While the Pan-Cancer Analysis of Whole Genomes (PCAWG) project has identified mutations in 179 genes and gene regulators as "drivers"—variations in DNA sequences that lead to the development of cancer—Yale researchers are also interested in the role of “passengers” in cancer development.

Although drivers accounted for a large percentage of the cancer cases analyzed as part of the PCAWG project, they did not explain all. Some scientists, including Yale's Mark Gerstein, now believe that to capture a more panoramic view of cancer progression, they need to pay more attention not only to classical genetic drivers but also to "passengers"—the thousands of non-driver mutations that constitute the overwhelming majority of mutations observed in a typical cancer genome. Historically, scientific consensus has held that these play no role in tumor growth.

"Many of these mutations can have small individual effects but an appreciable cumulative effect, on cancer development," said Gerstein, senior author of a paper published in Cell today. In the paper, Gerstein and colleagues report on experiments intended to show whether passenger mutations could help explain the 10% of cancer cases in which researchers found few or no clear genetic drivers. They found that a subset of passengers has significant impact on genomic regions—often as much impact as drivers—and collectively can have an appreciable effect on tumor growth.
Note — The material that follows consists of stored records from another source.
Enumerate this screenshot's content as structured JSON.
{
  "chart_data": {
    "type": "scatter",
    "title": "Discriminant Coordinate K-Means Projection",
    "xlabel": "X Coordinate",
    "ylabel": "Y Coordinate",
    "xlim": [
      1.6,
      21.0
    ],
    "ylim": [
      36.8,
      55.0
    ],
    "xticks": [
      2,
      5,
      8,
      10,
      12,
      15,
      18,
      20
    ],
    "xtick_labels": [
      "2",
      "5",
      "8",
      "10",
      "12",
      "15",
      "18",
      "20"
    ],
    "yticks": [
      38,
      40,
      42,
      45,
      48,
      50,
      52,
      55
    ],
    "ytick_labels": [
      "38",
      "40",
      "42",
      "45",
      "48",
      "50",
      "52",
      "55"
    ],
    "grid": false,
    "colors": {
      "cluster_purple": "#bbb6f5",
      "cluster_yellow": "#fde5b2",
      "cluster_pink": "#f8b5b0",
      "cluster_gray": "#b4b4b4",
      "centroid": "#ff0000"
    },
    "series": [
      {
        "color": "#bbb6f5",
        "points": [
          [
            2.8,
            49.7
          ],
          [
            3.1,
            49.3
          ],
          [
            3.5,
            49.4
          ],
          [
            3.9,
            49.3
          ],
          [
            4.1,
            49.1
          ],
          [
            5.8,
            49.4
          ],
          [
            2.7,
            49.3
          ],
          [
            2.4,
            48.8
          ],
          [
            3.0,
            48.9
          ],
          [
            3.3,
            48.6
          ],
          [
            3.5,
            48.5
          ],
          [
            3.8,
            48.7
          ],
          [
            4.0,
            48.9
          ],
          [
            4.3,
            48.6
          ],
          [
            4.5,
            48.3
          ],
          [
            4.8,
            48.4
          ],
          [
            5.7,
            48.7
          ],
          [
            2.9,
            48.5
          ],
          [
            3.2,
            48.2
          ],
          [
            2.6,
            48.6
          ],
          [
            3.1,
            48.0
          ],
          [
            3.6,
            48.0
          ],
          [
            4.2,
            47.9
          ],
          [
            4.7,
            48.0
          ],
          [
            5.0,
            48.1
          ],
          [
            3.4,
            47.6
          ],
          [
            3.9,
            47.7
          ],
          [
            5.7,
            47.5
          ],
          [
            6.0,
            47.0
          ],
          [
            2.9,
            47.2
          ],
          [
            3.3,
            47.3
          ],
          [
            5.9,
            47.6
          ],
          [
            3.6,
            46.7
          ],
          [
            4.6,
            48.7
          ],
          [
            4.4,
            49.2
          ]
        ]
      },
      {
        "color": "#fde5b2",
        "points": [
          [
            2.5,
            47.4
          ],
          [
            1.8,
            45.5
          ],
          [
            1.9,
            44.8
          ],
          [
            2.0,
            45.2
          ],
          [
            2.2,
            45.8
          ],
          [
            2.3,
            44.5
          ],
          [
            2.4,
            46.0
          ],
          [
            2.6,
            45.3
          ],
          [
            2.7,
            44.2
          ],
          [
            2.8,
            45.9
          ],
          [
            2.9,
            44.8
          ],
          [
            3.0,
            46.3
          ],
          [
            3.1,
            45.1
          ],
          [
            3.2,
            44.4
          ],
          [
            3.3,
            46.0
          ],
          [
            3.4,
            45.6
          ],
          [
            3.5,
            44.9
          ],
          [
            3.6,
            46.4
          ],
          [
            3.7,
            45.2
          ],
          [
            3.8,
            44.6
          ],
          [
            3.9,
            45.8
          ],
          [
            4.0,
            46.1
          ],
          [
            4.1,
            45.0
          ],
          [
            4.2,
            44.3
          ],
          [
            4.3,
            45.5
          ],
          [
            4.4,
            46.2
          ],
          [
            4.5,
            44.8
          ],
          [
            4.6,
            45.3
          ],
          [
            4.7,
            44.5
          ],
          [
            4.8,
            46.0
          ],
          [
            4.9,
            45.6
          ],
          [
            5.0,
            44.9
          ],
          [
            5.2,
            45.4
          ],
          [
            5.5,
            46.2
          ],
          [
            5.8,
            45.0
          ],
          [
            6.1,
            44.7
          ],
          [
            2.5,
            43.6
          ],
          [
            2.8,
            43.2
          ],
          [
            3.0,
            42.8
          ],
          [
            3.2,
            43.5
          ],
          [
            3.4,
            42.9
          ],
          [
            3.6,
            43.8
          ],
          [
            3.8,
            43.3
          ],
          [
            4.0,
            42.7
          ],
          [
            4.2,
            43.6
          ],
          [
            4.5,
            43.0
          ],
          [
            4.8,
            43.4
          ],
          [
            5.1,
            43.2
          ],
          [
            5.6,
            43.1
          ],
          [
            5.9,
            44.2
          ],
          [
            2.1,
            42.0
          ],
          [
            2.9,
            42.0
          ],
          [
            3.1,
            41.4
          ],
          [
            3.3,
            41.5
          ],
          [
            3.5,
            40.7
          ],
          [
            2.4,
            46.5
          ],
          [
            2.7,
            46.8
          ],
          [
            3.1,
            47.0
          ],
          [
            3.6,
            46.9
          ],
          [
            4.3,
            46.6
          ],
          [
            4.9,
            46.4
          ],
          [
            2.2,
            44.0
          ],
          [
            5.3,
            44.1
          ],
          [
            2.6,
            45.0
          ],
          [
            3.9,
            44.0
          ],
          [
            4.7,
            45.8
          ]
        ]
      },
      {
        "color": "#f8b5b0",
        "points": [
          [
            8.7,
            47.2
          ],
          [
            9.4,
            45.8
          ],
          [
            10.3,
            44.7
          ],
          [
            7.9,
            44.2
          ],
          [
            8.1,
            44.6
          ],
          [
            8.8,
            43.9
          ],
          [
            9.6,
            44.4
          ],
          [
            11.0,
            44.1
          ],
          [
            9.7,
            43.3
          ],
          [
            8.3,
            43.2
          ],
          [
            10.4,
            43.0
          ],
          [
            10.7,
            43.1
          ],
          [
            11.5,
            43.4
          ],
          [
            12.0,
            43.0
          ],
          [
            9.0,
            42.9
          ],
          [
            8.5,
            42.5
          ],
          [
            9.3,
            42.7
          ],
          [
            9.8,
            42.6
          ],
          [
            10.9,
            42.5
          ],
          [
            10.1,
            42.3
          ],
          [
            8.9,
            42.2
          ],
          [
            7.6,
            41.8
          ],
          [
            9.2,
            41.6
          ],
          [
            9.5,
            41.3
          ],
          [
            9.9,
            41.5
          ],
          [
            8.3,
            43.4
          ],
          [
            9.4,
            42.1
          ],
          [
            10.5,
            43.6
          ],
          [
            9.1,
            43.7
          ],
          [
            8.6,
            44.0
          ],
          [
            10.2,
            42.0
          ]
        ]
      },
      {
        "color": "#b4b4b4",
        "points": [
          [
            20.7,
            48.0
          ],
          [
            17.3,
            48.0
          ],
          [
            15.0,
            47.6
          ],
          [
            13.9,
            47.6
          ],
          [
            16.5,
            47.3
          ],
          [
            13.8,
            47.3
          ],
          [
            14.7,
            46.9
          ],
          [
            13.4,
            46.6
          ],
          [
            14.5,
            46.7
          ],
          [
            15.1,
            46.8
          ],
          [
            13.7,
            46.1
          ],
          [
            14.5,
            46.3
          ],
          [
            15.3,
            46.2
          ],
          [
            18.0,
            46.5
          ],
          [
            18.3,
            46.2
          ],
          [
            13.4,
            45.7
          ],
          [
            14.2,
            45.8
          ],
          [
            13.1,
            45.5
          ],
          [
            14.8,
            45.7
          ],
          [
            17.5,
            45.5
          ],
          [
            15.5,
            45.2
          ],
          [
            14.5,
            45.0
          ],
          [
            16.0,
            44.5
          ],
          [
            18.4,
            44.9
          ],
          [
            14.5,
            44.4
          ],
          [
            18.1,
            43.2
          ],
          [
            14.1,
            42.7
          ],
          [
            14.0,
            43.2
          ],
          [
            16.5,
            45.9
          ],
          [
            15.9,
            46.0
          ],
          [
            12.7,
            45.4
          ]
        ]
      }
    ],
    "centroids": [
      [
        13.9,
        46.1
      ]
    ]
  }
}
The Yale team also conducted a focused, statistical analysis of eight different cancer types, detecting a cumulative effect of passengers on development of these cancers beyond that which could be explained by drivers alone. Overall, their analysis showed an additional 9% contribution of the passengers in predicting the whether a given sample was indeed cancerous.

Gerstein stressed that some of these passenger variants can actually help hinder cancer development, as opposed to triggering tumor growth. Understanding the full role of passengers could help scientists develop therapies precisely targeted to the individual mutations in a particular person's cancer genome, the authors say.